Baoy encouraged SSS members to log in to their My.SSS account to check if their previous approved loans have been fully settled to avoid penalties.

However, Baoy clarified that SSS member-borrowers who are consistently updated on their monthly loan amortizations will not receive these payment notices.

Baoy said SSS started sending payment notifications last month to remind members-borrowers of the due dates for their monthly loan payments.

“We send loan billing statements to our member-borrowers through their registered email address. However, unlike reading text messages, most members do not open their email inboxes. Most of them carry their mobile phones wherever they go, so we saw text alerts as a great way to remind them,” Baoy said.

Baoy said that SSS sends these payment notices to help member-borrowers avoid accumulating penalties for late payments and regain their good standing with the SSS so they can reapply for loans.

“If they miss their loan payments, they will be charged a one-percent monthly penalty on unpaid principal and interest until fully paid. If their loan remains unsettled for over five years, the incurred penalties will exceed the outstanding principal amount and interest. We do not want that to happen to our member-borrowers, so we are helping them avoid reaching that situation,” Baoy explained.

Check loan records
Baoy advised members to be vigilant and regularly check their SSS loan records by accessing their My.SSS account. “If they do not have a My.SSS account, we suggest seeking assistance from our e-centers located in our branch offices.”

He also reminded them that whenever they transfer to a new employer, they must inform their new employer about their existing loan obligations with the SSS and allow them to deduct loan payments from their salary, including any interest or penalty incurred due to late remittance.

Avail of Conso Loan Program
Baoy strongly encouraged SSS members with unpaid short-term member loans to take advantage of the Consolidation of Past Due Short-Term Member Loans with Condonation of Penalty (Conso Loan), which allows them to consolidate their loan obligations, making it easier to manage their payments and avoid penalties.

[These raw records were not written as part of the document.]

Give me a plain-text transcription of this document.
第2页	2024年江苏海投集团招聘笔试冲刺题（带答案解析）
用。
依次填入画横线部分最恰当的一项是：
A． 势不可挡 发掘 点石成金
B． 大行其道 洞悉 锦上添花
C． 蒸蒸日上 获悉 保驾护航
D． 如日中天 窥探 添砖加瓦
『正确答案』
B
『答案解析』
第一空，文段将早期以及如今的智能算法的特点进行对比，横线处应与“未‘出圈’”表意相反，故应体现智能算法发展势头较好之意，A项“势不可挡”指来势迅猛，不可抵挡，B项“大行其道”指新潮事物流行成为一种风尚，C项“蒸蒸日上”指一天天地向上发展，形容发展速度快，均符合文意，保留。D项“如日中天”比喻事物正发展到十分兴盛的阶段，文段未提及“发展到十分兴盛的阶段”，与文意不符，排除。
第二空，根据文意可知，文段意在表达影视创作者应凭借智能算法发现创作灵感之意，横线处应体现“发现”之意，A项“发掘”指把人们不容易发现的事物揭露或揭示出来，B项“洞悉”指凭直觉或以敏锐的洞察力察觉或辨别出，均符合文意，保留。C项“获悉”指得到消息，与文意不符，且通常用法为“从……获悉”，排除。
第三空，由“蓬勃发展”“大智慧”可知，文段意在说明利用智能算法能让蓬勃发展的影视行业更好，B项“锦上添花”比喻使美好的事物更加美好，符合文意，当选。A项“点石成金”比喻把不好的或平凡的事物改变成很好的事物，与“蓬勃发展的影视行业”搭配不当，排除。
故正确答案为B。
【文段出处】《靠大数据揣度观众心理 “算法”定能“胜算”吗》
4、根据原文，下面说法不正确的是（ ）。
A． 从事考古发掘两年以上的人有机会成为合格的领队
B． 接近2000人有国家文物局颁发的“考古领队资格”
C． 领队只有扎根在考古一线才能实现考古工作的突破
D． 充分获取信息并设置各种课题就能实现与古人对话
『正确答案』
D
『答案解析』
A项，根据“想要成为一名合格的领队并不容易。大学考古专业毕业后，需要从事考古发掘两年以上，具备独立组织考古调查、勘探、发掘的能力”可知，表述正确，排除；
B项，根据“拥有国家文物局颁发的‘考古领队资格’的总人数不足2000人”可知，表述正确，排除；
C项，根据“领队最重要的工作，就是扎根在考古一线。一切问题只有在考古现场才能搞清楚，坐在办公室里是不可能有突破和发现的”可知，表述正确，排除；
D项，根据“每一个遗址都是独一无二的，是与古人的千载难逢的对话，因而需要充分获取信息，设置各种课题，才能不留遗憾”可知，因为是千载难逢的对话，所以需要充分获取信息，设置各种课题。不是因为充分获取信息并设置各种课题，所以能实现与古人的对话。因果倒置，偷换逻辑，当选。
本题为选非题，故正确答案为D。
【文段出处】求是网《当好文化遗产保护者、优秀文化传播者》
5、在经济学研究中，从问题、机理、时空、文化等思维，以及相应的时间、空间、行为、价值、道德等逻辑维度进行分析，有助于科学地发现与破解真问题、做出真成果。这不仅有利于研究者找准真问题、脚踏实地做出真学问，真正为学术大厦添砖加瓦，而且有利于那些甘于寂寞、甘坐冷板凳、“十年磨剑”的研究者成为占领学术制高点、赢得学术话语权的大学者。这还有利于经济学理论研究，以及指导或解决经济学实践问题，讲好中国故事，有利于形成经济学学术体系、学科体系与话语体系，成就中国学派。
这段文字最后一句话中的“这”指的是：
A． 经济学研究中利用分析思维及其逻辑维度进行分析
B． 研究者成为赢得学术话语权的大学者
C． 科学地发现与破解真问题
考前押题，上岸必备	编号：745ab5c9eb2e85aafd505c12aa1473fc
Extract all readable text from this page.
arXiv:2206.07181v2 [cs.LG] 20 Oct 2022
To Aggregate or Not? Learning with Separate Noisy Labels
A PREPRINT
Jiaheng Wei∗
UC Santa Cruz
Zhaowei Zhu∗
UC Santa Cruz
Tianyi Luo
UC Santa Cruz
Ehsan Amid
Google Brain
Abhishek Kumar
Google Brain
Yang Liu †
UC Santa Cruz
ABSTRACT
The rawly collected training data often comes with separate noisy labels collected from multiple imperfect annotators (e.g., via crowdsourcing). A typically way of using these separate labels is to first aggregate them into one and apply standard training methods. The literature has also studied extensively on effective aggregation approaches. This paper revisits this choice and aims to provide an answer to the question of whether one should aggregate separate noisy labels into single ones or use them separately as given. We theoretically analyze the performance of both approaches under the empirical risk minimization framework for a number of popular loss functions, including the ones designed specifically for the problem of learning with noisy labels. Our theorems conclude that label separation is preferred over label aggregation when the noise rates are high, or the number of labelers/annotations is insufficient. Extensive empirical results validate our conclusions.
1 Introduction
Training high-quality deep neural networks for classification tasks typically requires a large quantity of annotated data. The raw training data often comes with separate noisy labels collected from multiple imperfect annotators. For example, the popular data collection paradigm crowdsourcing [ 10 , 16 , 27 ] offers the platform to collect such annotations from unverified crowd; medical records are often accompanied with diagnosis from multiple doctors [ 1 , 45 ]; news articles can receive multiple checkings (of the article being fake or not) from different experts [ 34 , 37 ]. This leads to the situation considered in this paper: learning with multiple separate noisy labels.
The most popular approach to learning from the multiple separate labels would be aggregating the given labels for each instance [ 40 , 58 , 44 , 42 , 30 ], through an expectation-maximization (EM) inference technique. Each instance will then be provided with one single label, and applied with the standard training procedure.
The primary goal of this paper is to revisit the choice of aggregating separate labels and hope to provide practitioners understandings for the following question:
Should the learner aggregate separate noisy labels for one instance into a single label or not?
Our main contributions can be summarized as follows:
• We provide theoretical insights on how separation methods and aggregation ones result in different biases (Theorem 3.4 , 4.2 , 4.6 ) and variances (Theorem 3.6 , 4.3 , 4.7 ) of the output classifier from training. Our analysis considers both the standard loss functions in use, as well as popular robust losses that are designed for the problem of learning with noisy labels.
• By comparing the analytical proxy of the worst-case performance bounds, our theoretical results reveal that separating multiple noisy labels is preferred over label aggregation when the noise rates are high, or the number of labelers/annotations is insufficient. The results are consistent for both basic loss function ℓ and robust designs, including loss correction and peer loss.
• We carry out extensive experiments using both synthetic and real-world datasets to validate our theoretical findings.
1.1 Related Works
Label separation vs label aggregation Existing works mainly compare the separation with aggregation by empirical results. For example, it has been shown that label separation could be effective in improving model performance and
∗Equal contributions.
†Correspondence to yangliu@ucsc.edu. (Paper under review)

Baoy said SSS will combine the principal and interest of a member’s past-due short-term member loans into one consolidated loan. “At the same time, all unpaid penalties shall be consolidated and condoned or waived upon full payment of the consolidated loan.”

Baoy said members with outstanding loan obligations in their salary, calamity, emergency, and restructured loans, including the Salary Loan Early Renewal Program (SLERP), may submit their application for the condonation program using their My.SSS account.

Under the program, he explained that they can pay their consolidated obligations loan through a one-time payment or an installment plan.

“For the installment scheme, they must pay a down payment equivalent to at least 10% of the consolidated loan and pay the remaining balance for up to 60 months, wherein the length of the installment term depends on the amount of the unpaid loan,” he said.

He concluded that members with unpaid loans should grab this opportunity to pay their loan obligations while the program lasts.